"Nie krytykujcie nas za mur, strefa Schengen jest zagrożona". Premier Węgier w Brukseli

Nie krytykujcie Węgier za mur graniczny - apelował w Parlamencie Europejskim premier tego kraju Viktor Orban. Tłumaczył, że wzmocnienie unijnych granic to priorytet.

2015-09-03, 13:26

"Nie krytykujcie nas za mur, strefa Schengen jest zagrożona". Premier Węgier w Brukseli

Posłuchaj

Premier Węgier na spotkaniu z przewodniczącym Parlamentu Europejskiego. Relacja Beaty Płomeckiej w Brukseli (IAR)
+
Dodaj do playlisty

Unia Europejska - Premier Węgier Viktor Orban i przewodniczący Parlamentu Europejskiego Martin Schulz ocenili, że strefa Schengen jest zagrożona przez kryzys migracyjny w Europie. Orban bronił decyzji swojego kraju o budowie muru na granicy z Serbią.

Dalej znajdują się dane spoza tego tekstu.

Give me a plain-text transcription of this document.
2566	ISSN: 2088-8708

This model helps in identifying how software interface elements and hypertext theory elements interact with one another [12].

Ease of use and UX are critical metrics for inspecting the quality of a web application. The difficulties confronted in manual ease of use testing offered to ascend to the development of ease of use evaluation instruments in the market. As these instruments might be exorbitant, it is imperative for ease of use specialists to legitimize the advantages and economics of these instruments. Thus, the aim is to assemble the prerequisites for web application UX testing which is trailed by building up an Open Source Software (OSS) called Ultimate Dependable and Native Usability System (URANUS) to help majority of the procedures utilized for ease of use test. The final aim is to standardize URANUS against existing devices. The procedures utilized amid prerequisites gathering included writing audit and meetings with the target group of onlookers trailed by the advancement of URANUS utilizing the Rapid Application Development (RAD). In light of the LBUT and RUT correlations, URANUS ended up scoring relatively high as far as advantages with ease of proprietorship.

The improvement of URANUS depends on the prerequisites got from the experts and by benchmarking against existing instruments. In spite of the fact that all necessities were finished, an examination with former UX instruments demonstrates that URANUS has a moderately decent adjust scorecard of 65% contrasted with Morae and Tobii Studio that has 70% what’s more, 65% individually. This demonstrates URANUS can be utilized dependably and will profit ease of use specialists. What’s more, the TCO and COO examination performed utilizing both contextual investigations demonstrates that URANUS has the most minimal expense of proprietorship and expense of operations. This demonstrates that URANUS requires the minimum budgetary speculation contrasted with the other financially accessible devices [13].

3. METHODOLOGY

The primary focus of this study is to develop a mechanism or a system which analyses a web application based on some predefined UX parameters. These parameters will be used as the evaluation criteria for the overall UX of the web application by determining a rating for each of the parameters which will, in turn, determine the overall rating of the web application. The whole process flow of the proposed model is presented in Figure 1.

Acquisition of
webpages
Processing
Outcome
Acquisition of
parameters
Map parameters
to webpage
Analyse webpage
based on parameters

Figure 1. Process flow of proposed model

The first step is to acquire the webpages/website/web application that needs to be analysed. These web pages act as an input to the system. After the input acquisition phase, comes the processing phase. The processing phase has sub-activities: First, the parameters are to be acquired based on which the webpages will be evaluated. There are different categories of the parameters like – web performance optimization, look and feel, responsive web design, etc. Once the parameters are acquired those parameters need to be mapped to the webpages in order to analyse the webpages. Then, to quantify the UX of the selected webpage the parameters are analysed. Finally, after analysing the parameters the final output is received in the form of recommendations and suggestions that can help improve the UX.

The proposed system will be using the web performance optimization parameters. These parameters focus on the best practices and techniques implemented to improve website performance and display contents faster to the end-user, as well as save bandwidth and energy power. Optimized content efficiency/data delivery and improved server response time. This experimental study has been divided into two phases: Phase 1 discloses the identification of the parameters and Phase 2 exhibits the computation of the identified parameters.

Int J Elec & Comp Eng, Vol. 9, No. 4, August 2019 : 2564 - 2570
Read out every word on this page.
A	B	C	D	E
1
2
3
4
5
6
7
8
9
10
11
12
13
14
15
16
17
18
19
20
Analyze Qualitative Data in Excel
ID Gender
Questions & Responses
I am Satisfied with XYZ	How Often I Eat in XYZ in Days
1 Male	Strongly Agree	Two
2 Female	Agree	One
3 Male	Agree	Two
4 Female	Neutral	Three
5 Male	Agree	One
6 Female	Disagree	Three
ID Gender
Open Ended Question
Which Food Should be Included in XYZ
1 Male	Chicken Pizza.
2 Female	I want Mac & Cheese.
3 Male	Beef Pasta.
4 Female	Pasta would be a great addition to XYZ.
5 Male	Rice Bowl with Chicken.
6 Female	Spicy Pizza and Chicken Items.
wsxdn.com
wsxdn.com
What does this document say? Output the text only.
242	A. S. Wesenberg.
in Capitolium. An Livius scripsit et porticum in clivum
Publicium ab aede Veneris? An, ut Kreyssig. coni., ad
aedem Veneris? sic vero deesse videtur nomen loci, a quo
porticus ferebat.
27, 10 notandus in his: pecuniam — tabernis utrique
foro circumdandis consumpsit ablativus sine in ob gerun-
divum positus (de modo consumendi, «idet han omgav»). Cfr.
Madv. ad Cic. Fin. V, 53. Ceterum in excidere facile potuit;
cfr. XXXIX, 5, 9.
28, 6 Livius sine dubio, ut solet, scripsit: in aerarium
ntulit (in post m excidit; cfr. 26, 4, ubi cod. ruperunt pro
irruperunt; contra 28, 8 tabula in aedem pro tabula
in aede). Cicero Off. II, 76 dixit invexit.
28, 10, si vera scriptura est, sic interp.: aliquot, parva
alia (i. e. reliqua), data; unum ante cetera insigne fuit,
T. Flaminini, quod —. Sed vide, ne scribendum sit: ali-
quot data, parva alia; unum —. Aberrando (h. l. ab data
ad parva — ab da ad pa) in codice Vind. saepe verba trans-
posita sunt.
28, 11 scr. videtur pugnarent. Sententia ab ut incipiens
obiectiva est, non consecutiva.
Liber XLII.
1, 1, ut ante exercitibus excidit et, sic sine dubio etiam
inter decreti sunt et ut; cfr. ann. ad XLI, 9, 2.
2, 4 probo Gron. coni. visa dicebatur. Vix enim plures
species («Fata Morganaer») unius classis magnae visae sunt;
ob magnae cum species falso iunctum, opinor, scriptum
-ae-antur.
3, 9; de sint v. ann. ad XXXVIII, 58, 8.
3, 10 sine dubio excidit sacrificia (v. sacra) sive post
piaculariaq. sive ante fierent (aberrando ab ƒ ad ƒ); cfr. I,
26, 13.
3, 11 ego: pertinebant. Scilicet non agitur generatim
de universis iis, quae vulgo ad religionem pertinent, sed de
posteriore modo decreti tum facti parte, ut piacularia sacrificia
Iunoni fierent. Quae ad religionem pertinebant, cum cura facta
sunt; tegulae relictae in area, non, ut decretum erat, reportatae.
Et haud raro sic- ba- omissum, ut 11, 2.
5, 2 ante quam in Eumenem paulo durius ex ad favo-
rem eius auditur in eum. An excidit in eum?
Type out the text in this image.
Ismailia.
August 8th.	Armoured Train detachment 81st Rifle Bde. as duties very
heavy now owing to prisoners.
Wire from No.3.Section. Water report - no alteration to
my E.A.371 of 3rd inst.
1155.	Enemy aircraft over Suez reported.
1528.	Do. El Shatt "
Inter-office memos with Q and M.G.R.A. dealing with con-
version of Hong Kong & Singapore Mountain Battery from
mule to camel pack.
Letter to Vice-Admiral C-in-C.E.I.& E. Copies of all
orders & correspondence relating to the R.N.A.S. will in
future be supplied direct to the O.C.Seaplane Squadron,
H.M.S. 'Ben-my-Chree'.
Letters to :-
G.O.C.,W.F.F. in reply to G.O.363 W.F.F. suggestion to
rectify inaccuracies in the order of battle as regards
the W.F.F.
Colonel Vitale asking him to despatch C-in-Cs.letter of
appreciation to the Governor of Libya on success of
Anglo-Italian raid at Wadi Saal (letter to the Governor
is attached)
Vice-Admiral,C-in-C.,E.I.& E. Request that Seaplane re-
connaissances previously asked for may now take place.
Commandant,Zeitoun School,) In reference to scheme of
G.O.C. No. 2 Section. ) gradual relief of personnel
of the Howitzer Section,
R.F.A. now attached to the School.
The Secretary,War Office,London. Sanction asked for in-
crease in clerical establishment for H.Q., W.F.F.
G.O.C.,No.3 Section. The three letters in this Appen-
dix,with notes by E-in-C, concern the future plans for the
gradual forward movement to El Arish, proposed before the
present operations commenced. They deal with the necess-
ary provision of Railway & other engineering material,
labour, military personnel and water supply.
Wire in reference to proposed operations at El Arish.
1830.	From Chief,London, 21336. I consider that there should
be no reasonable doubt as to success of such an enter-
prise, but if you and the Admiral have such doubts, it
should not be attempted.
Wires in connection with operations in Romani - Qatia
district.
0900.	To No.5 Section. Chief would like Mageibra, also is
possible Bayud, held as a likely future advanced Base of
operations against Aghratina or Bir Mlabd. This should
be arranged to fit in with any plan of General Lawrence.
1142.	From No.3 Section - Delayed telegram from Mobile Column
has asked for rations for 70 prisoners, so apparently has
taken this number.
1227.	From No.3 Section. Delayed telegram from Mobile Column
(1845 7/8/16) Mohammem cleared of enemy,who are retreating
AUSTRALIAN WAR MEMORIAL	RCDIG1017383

- Schengen jest w tej chwili zagrożone. My, Węgrzy, jesteśmy zaangażowani w tę sprawę z wielu powodów. Po pierwsze, chodzi o czynnik ludzki. To, co się dzieje, to wstyd. Bycie Europejczykiem wymaga od nas kontrolowania tego procesu (napływu uchodźców) w cywilizowany sposób. Tego byśmy chcieli. Bez kontroli granicznych to nie będzie działało – oświadczył węgierski premier na wspólnej konferencji prasowej z szefem PE.

Orban ocenił, że kryzys migracyjny to "nie problem europejski, ale niemiecki". Jak mówił, imigranci nie chcą dostać się do Polski, Węgier czy Estonii. - Wszyscy chcieliby do Niemiec - powiedział.

Schulz apelował o wspólne, europejskie podejście do tej sprawy. Ocenił, że prawdziwym zagrożeniem dla Europy jest egoizm w podejściu do tej kwestii zamiast solidarności.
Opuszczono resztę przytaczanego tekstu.